Clean the inlay area and glue the medallion in place with the recommended adhesive. When sanding, it may be necessary to use an edge sander on the medallion, depending on the hardness and direction of the species of wood in the medallion; this will reduce the dish out that can occur with mixed species. As always, follow the manufacturer's recommended installation procedures.
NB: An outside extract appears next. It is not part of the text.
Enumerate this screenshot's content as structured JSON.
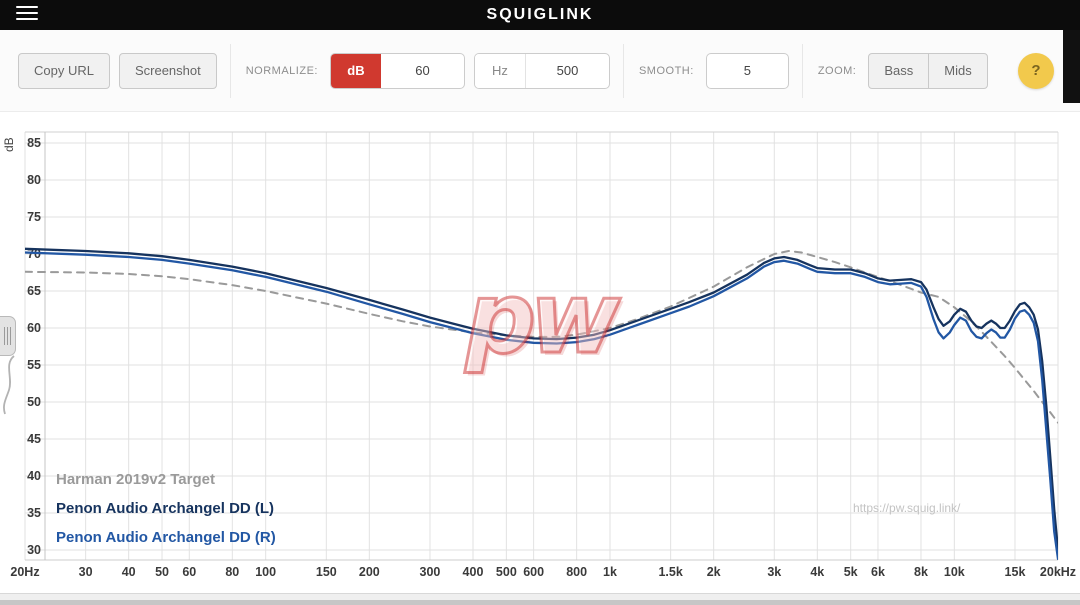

Photo 3 is a mixed media floor installed with wood and tile. This Fontainebleau pattern (more commonly known as a basket weave) floor was installed for the 2004 Installation Showcase at Surfaces. Glen Paris, Suzy Namba, Jason Namba, and Steve Marley installed the floor. In this type of installation, it is critical to lay out the subfloor with caulk lines, and material cuts must be accurate to avoid pattern runoff. This type of floor can be installed with pre-finished wood products as well as unfinished wood.
This installation used 13-inch-by-13-inch-by-1/4-inch thick tiles and 4 1/4-inch-by-3/4-inch solid pre-finished planks over a wood sub-floor. Once lines are chalked onto the subfloor, a template of the tile is made using a 3/8-inch piece of plywood.
For a sand and finish installation, you can use blanks where the tile or stone will be set. Construct wood blanks that are the same thickness as the flooring being installed and fasten to the subfloor with countersunk screws, you don't want the sander to hit any screws.
Think laminate floors have design limitations? Not!! Photo 4 is a floating laminate floor that was also installed for the 2004 Installation Showcase at Surfaces. Ken Maynus and Joseph Longoria installed the floor. This floor had the circle insets as well as fiber optic inlays in another area of the floor. As I stated earlier, templates are the key to the cutouts. Photo 5 shows Ken and Joe preparing the circle templates for cutting out the laminate circles with the router. The installers manufactured the templates for this installation. Where this is a floating floor, the router is adjusted to cut half the thickness of the flooring.
The tools needed for this type of inlay requires a router, spiral cut straight bit, top bearing rabbet bit, guide bushing adaptor with a combination of bushings, 1/4-inch medium density fiberboard (MDF) for template material, and sand paper and block. Once the router and template (double face tape to hold the template) have been used to cut out the top half of the depth on the installed floor, the inset can be cut out using the same template, the top bearing rabbet bit is used to route out the bottom half of the inset creating a joint for the flooring and inset.
Photo 6 is an installation from the 2002 National Installation Contest held at Surfaces. Mike Suffia was the resilient winner that year. The radius curve on the floor required a template to follow the contour of the deck area. Trying to maintain an exact distance to follow the contour of the radius is not possible as it creates sharp curves, so a template was cut for the installers to use. The star on the upper deck also used a template for an exact fit. Photo 7 is the installation from the 2003 National Installation Contest at Surfaces where David Rowden was the resilient winner. Photo 8 shows adjustable trammels, they can be used to accurately transfer scribe arcs and lay out circles to large for ordinary compasses or dividers. The trammels are attached to a 5/8-inch- to 1-1/2-inch-thick wood beam, and can be adjusted to the desired diameter.
Photo 9 is a carpet installation by Jim Rank from the 2002 National Installation Contest at Surfaces; Ken Frango was the carpet winner that year. The template for this installation was a seaming diagram. Dimensions from the module were taken and the exact layout was transferred to a work order and seaming diagram. This type of installation requires exacting measurements as the pattern is aligned to certain points, so knowing the dimensions and the squareness of the room in relation to the layout is essential.
We have only touched the surface for these types of installations in this article; there are several associations that offer more in depth training for these types of installations.